Journal of Biology 2003, 3:4  doi:10.1186/1475-4924-3-4

Published: 4 December 2003

Abstract

Background

The retroviral Gag protein is the central player in the process of virion assembly at the plasma membrane, and is sufficient to induce the formation and release of virus-like particles. Recent evidence suggests that Gag may co-opt the host cell's endocytic machinery to facilitate retroviral assembly and release.

Results

A search for novel partners interacting with the Gag protein of the Moloney murine leukemia virus (Mo-MuLV) via the yeast two-hybrid protein-protein interaction assay resulted in the identification of endophilin 2, a component of the machinery involved in clathrin-mediated endocytosis.

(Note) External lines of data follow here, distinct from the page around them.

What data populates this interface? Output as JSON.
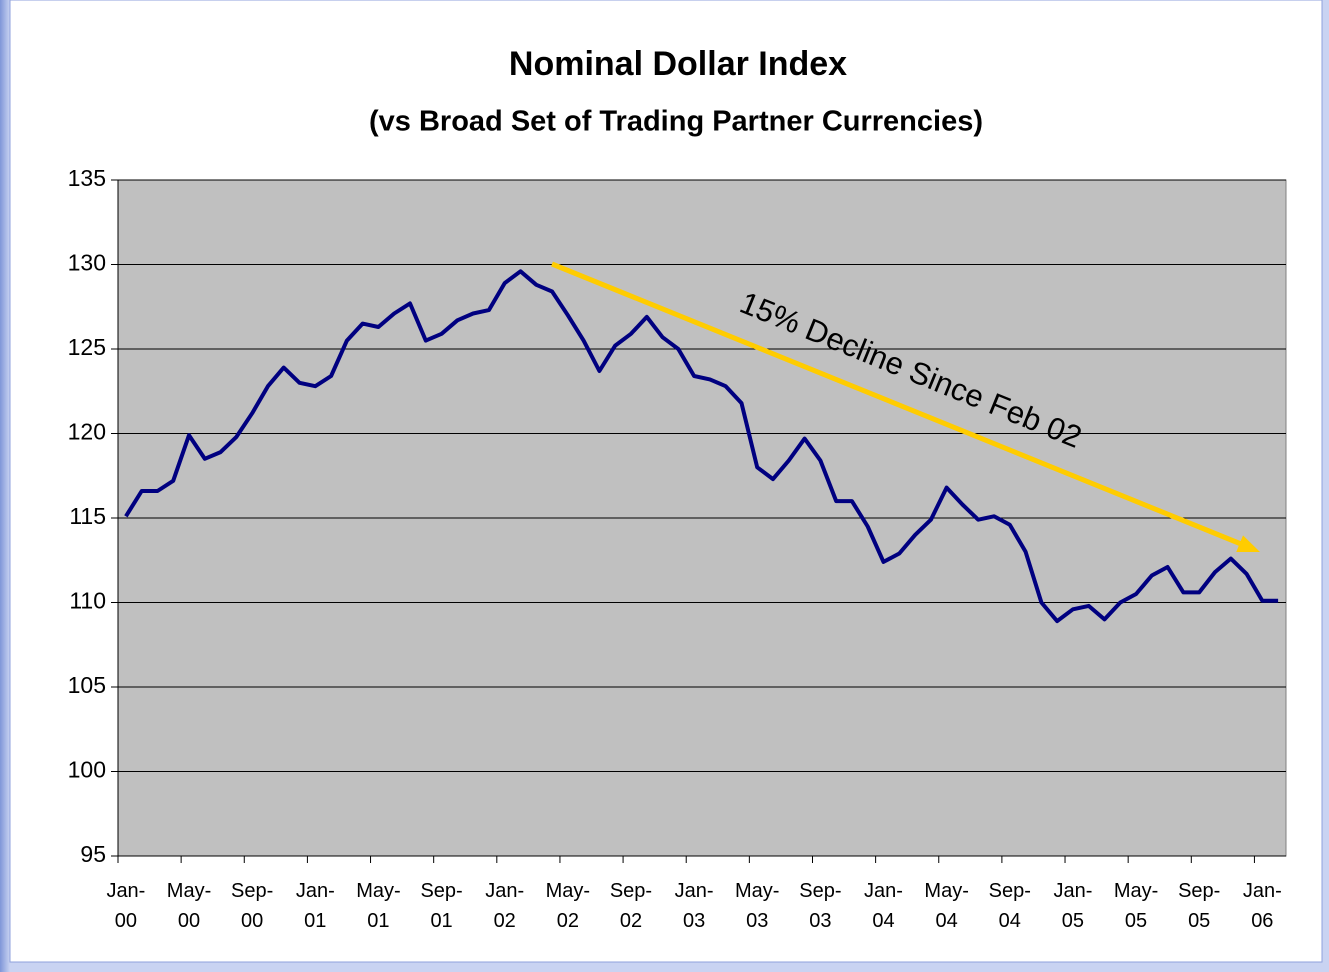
{
  "chart_data": {
    "type": "line",
    "title": "Nominal Dollar Index",
    "subtitle": "(vs Broad Set of Trading Partner Currencies)",
    "annotation": "15% Decline Since Feb 02",
    "categories": [
      "Jan-00",
      null,
      null,
      null,
      "May-00",
      null,
      null,
      null,
      "Sep-00",
      null,
      null,
      null,
      "Jan-01",
      null,
      null,
      null,
      "May-01",
      null,
      null,
      null,
      "Sep-01",
      null,
      null,
      null,
      "Jan-02",
      null,
      null,
      null,
      "May-02",
      null,
      null,
      null,
      "Sep-02",
      null,
      null,
      null,
      "Jan-03",
      null,
      null,
      null,
      "May-03",
      null,
      null,
      null,
      "Sep-03",
      null,
      null,
      null,
      "Jan-04",
      null,
      null,
      null,
      "May-04",
      null,
      null,
      null,
      "Sep-04",
      null,
      null,
      null,
      "Jan-05",
      null,
      null,
      null,
      "May-05",
      null,
      null,
      null,
      "Sep-05",
      null,
      null,
      null,
      "Jan-06",
      null
    ],
    "series": [
      {
        "name": "Nominal Dollar Index",
        "color": "#000080",
        "values": [
          115.1,
          116.6,
          116.6,
          117.2,
          119.9,
          118.5,
          118.9,
          119.8,
          121.2,
          122.8,
          123.9,
          123.0,
          122.8,
          123.4,
          125.5,
          126.5,
          126.3,
          127.1,
          127.7,
          125.5,
          125.9,
          126.7,
          127.1,
          127.3,
          128.9,
          129.6,
          128.8,
          128.4,
          127.0,
          125.5,
          123.7,
          125.2,
          125.9,
          126.9,
          125.7,
          125.0,
          123.4,
          123.2,
          122.8,
          121.8,
          118.0,
          117.3,
          118.4,
          119.7,
          118.4,
          116.0,
          116.0,
          114.5,
          112.4,
          112.9,
          114.0,
          114.9,
          116.8,
          115.8,
          114.9,
          115.1,
          114.6,
          113.0,
          110.0,
          108.9,
          109.6,
          109.8,
          109.0,
          110.0,
          110.5,
          111.6,
          112.1,
          110.6,
          110.6,
          111.8,
          112.6,
          111.7,
          110.1,
          110.1
        ]
      }
    ],
    "ylim": [
      95,
      135
    ],
    "yticks": [
      95,
      100,
      105,
      110,
      115,
      120,
      125,
      130,
      135
    ],
    "grid": true,
    "plot_background": "#c0c0c0",
    "annotation_color": "#ffcc00"
  }
}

We demonstrate that endophilin interacts with the matrix or MA domain of the Gag protein of Mo-MuLV, but not of human immunodeficiency virus, HIV. Both exogenously expressed and endogenous endophilin are incorporated into Mo-MuLV viral particles. Titration experiments suggest that the binding sites for inclusion of endophilin into viral particles are limited and saturable. Knock-down of endophilin with small interfering RNA (siRNA) had no effect on virion production, but overexpression of endophilin and, to a lesser extent, of several fragments of the protein, result in inhibition of Mo-MuLV virion production, but not of HIV virion production.

Conclusions

This study shows that endophilins interact with Mo-MuLV Gag and affect virion production. The findings imply that endophilin is another component of the large complex that is hijacked by retroviruses to promote virion production.